Get original DICOM name from either dcm2niix processed files or fmriprep metadata?

kbond · December 8, 2023, 8:34pm

Hello,

I recently preprocessed some files using dcm2niix, BIDS-formatted, and then ran fmriprep. Of course the original DICOM name looks something like: MR.1.3.12.2.1107.5.2.43.166033.202310040936006694730084
And of course the BIDS output is more human-readable, e.g. sub-01_dwi.bval

Is there a way to recover the original DICOM name from files that have been BIDS-formatted or fmriprepped? I looked into the json metadata & didn’t find much.

Thanks in advance for your help!

effigies · December 8, 2023, 8:57pm

DICOMs are intended to be understandable purely from the metadata, and so the names are not standardized.

Your center may follow a convention, though, so if the full dcm2niix output is preserved in the BIDS sidecars, you may be able to come up with a method for reconstructing the filenames, at least partially. Then you could use pattern matching to fill in the holes. For example, if you somewhere find “3.12.2.1107” and you know the scan date/time was 2023-10-04@09:36, you could match MR*3.12.21107*202310040936*.

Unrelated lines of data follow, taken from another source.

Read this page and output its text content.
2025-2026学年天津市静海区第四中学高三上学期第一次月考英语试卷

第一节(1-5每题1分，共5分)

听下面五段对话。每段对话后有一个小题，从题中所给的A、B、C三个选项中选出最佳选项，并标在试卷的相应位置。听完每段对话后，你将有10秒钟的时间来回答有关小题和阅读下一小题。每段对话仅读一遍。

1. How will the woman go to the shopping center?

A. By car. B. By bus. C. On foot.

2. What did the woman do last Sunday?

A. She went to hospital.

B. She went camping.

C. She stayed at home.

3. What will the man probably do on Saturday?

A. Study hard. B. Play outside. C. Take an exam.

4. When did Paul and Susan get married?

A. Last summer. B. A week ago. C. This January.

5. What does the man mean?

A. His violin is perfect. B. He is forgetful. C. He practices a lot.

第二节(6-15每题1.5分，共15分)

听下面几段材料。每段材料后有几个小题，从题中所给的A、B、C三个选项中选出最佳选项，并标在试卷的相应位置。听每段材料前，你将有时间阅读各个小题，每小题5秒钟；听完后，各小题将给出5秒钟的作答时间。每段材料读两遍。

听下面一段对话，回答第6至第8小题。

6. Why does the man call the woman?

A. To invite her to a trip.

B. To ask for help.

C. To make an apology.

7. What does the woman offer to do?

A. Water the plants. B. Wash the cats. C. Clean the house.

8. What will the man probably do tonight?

neurolabusc · December 12, 2023, 5:36pm

You can use dcm2niix to retain personally identifying information by using the -ba n option to (bids anonymization: no).

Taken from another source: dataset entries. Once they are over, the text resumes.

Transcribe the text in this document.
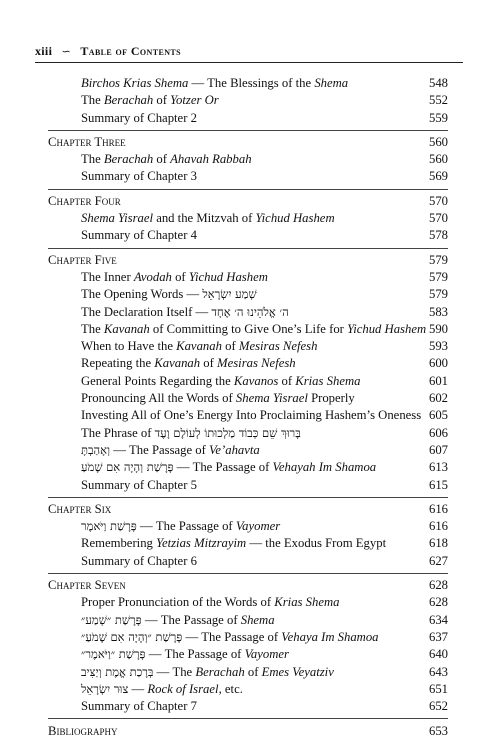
xiii ∽ Table of Contents
Birchos Krias Shema — The Blessings of the Shema	548
The Berachah of Yotzer Or	552
Summary of Chapter 2	559
Chapter Three	560
The Berachah of Ahavah Rabbah	560
Summary of Chapter 3	569
Chapter Four	570
Shema Yisrael and the Mitzvah of Yichud Hashem	570
Summary of Chapter 4	578
Chapter Five	579
The Inner Avodah of Yichud Hashem	579
The Opening Words — שְׁמַע יִשְׂרָאֵל	579
The Declaration Itself — ה׳ אֱלֹהֵינוּ ה׳ אֶחָד	583
The Kavanah of Committing to Give One’s Life for Yichud Hashem 590
When to Have the Kavanah of Mesiras Nefesh	593
Repeating the Kavanah of Mesiras Nefesh	600
General Points Regarding the Kavanos of Krias Shema	601
Pronouncing All the Words of Shema Yisrael Properly	602
Investing All of One’s Energy Into Proclaiming Hashem’s Oneness 605
The Phrase of בָּרוּךְ שֵׁם כְּבוֹד מַלְכוּתוֹ לְעוֹלָם וָעֶד	606
וְאָהַבְתָּ — The Passage of Ve’ahavta	607
פָּרָשַׁת וְהָיָה אִם שָׁמֹעַ — The Passage of Vehayah Im Shamoa	613
Summary of Chapter 5	615
Chapter Six	616
פָּרָשַׁת וַיֹּאמֶר — The Passage of Vayomer	616
Remembering Yetzias Mitzrayim — the Exodus From Egypt	618
Summary of Chapter 6	627
Chapter Seven	628
Proper Pronunciation of the Words of Krias Shema	628
פָּרָשַׁת ״שְׁמַע״ — The Passage of Shema	634
פָּרָשַׁת ״וְהָיָה אִם שָׁמֹעַ״ — The Passage of Vehaya Im Shamoa	637
פָּרָשַׁת ״וַיֹּאמֶר״ — The Passage of Vayomer	640
בְּרָכַת אֱמֶת וְיַצִּיב — The Berachah of Emes Veyatziv	643
צוּר יִשְׂרָאֵל — Rock of Israel, etc.	651
Summary of Chapter 7	652
Bibliography	653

Consider the dcm_qa datasets converted with the command dcm2niix -ba n -f %s_%t_%p ~/dcm_qa. In this case, the file 25_20140310133834_fMRI_MB_asc.json will include the details:

	"SeriesInstanceUID": "1.3.12.2.1107.5.2.32.35131.2014031013014324219590803.0.0.0",
	"StudyInstanceUID": "1.3.12.2.1107.5.2.32.35131.30000014022817282751500000052",
	"StudyID": "1",
	"PatientName": "stc_test",
	"PatientID": "crlab",
	"PatientBirthDate": "1980-07-07",
	"PatientSex": "M",
	"PatientWeight": 100.698,
...
	"AcquisitionTime": "14:01:49.417500",
	"AcquisitionDateTime": "2014-03-10T14:01:49.417500",

Note that DICOM filenames are typically the mediaObjectInstanceUID, which are unique for each DICOM images, and a single BIDS NIfTI file may be concatenate images from thousands of DICOM images. However, all the images should share a SeriesInstanceUID (0020,000E) that you could look up with your DICOM database system.

You could use dcm2niix to rename your DICOMs so that all images that share the SeriesInstanceUID are in a single folder where the folder name matches the SeriesInstanceUID using the %j in the naming:

dcm2niix -r  -f %t/%s_%p/%j/%4r_%o.dcm ~/path/to/DICOMs

For many users, a key aspect of DICOM to BIDS conversion is to hide personally identifiable information, and depending on where you live this may be regulated by federal laws. Therefore, you should be very careful about retaining these UIDs in datasets you are sharing. For the USA, you will want to ensure you meet the Safe Harbor principles, but laws are much stricter for EU data. The first part of the UID does reveal details of the system that generated those images, and the latter part often reveals date stamps (e.g. I suspect your data was acquired on 4 October 2023 at 9:36am). As @effigies noted, without the -ba n option, dcm2niix will store the AcquisitionTime in the JSON but not the AcquisitionDate (for Siemens data, the time of day helps align the images with physiological data).

neurolabusc · December 12, 2023, 5:44pm

As an aside, some users may find that dcm2niix reveals more private information than they would like. Here is a simple Python script I wrote (with the help of ChatGPT) to further anonymize BIDS json files:

import os
import json

def remove_keys(json_data):
    keys = ["SAR", "InstitutionAddress", "InstitutionalDepartmentName", "SeriesNumber", "AcquisitionNumber", "DeviceSerialNumber", "StationName", "AcquisitionTime", "InstitutionName", "InstitutionalDepartmentName", "StationName"]
    for key in keys:
        if key in json_data:
            del json_data[key]
    

def process_json_file(file_path):
    print(file_path)
    with open(file_path, 'r') as file:
        data = json.load(file)

    remove_keys(data)

    with open(file_path, 'w') as file:
        json.dump(data, file, indent=4)

def process_files_in_directory(directory):
    for root, _, files in os.walk(directory):
        files = [f for f in files if not f[0] == '.']
        for file_name in files:
            if file_name.endswith(".json"):
                file_path = os.path.join(root, file_name)
                process_json_file(file_path)

if __name__ == '__main__':
    target_directory = '/Volumes/bids/'  # Change this to the root directory where you want to start the search
    
    process_files_in_directory(target_directory)

kbond · December 12, 2023, 8:39pm

Thanks for both of these tips, Chris! Extraordinarily helpful. Much appreciated.